Un article publié sur le site du Monde, m'a sidéré. Le journaliste, Michel Guerrin, au Monde depuis 1983, spécialiste des questions culturelles, ancien directeur adjoint de la rédaction, se prend pour un porte-parole du monde de la "création" et fait la leçon à Fleur Pellerin, sur la manière dont elle doit se comporter et gérer son ministère. Rien que ça...

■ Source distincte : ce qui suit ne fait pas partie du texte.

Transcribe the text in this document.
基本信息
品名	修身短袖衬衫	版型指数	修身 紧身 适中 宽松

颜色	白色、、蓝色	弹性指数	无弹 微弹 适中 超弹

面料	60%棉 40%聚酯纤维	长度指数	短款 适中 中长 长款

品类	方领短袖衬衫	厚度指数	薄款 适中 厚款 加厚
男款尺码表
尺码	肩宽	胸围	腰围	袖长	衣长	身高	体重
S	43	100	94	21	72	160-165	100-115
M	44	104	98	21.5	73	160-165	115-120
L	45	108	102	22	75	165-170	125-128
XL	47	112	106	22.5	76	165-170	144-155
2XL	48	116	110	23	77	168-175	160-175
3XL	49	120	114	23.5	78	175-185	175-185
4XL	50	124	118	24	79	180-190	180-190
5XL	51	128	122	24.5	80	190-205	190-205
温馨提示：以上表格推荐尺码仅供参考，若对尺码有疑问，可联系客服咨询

En résumé, le journaliste reproche à Fleur Pellerin d'être davantage une ministre des industries culturelles que de la Culture, de se préoccuper davantage d'économie que de création. La ministre s'intéresserait trop au numérique, même si Michel Guerrin reconnait que les milieux culturels ont un peu de souci à se faire de coté là, et que, quand même, c'est bien que la ministre s'y connaisse un peu. A part ça, les attaques fusent, plus ou moins délicates, qu'on peut résumer à "elle n'est pas de notre milieu et elle ne cherche même pas à faire illusion". En clair, les "artistes" (enfin, le petit milieu parisien) lui reprochent de ne pas être venue baiser la babouche et de ne pas envoyer les signaux de connivence attendus. En lisant ce papier, j'ai la nette impression que le journaliste se considère comme faisant partie de ce milieu, dont il se fait le porte-voix. Chacun en pensera ce qu'il veut, pour ma part, j'estime que la presse dans son ensemble perd beaucoup de sa crédibilité avec de tels journalistes...

Mais c'est sur le fond que j'aimerais développer un peu, car la question posée n'est pas dénuée d'intérêt : qu'est-ce qu'un bon ministre de la culture ? Pour certains, le ministre de la Culture doit être en osmose avec le milieu de la création, les artistes et doit chercher à promouvoir "l'émotion esthétique". Bien entendu, ce ministre se doit de mépriser l'argent et l'économie, autant de choses viles et vulgaires. La création est au dessus de tout ça (sauf quand il faut décrocher des subventions publiques). C'est Jack Lang qui a incarné le mieux cette figure du ministère mécène et ami des arts, tous ses successeurs l'imitant plus ou moins bien.

Or, voilà qu'apparemment, Fleur Pellerin semble vouloir sortir de ce chemin balisé, pour une conception un peu différente. La Culture serait d'abord et avant tout un secteur économique, qui doit créer de l'emploi et des exportations. Le reste ne regarderait que de très loin le gouvernement, qui n'a, de toute manière, plus les moyens d'entretenir une foule de danseuses. D'ailleurs, Michel Guerrin le dit très bien, les coupes budgétaires, les partenariats public-privé et l'abandon des grands travaux traumatisent le milieu culturel dont il se fait le porte-parole. C'est apparemment un drame pour ses gens que de devoir s'occuper de l'intendance et rendre des comptes, voire pire, de devoir gagner un peu d'argent.

Même si je n'ai pas toujours été tendre avec Fleur Pellerin, là, je dois dire que j'appuie le cap qu'elle trace. Il faut en finir avec un ministère de la Culture sans aucune ligne politique, réduit à être un guichet à subventions publiques, destinés à des gens qui n'ont aucun sens de la bonne utilisation des deniers publics, et qui, bien souvent, se moquent éperdument du "grand public". Si certains veulent faire de l'art d'avant-garde, celui que seule une "élite éclairée" peut comprendre et apprécier, qu'ils le fassent avec leur argent. Mais pas sur fonds publics. Le ministère de la culture doit être celui de la diffusion de la connaissance, de la culture pour tous, à commencer par ceux qui en ont besoin. La Culture, ce n'est pas seulement les grands musées parisiens et les happenings branchouille façon festival d'Avignon. C'est aussi et surtout les bibliothèques, les ateliers scolaires dans les musées ou les services d'archives, l'éducation artistique. Bref, ce qui s'adresse au grand public pour vulgariser, au sens noble du terme.

Que Fleur Pellerin n'aille pas faire allégeance aux gourous du petit four parisien m'apparait être du courage (à moins que ce ne soit de l'inconscience). Il y a des chantiers autrement plus importants pour la culture en France, comme par exemple lui apprendre à devenir économiquement autonome et quelque part, adulte. Pour cela, il faut lui apprendre à faire avec l'environnement numérique, mais aussi, quand il y en a besoin, la protéger des prédateurs. Oui, une rupture dans la politique culturelle de l'Etat est devenue nécessaire, et j'espère que Fleur Pellerin saura persévérer dans ce chemin, et ne se fasse pas capturer ou abattre en vols par les suceurs de subventions de Saint-Germain-des-Prés.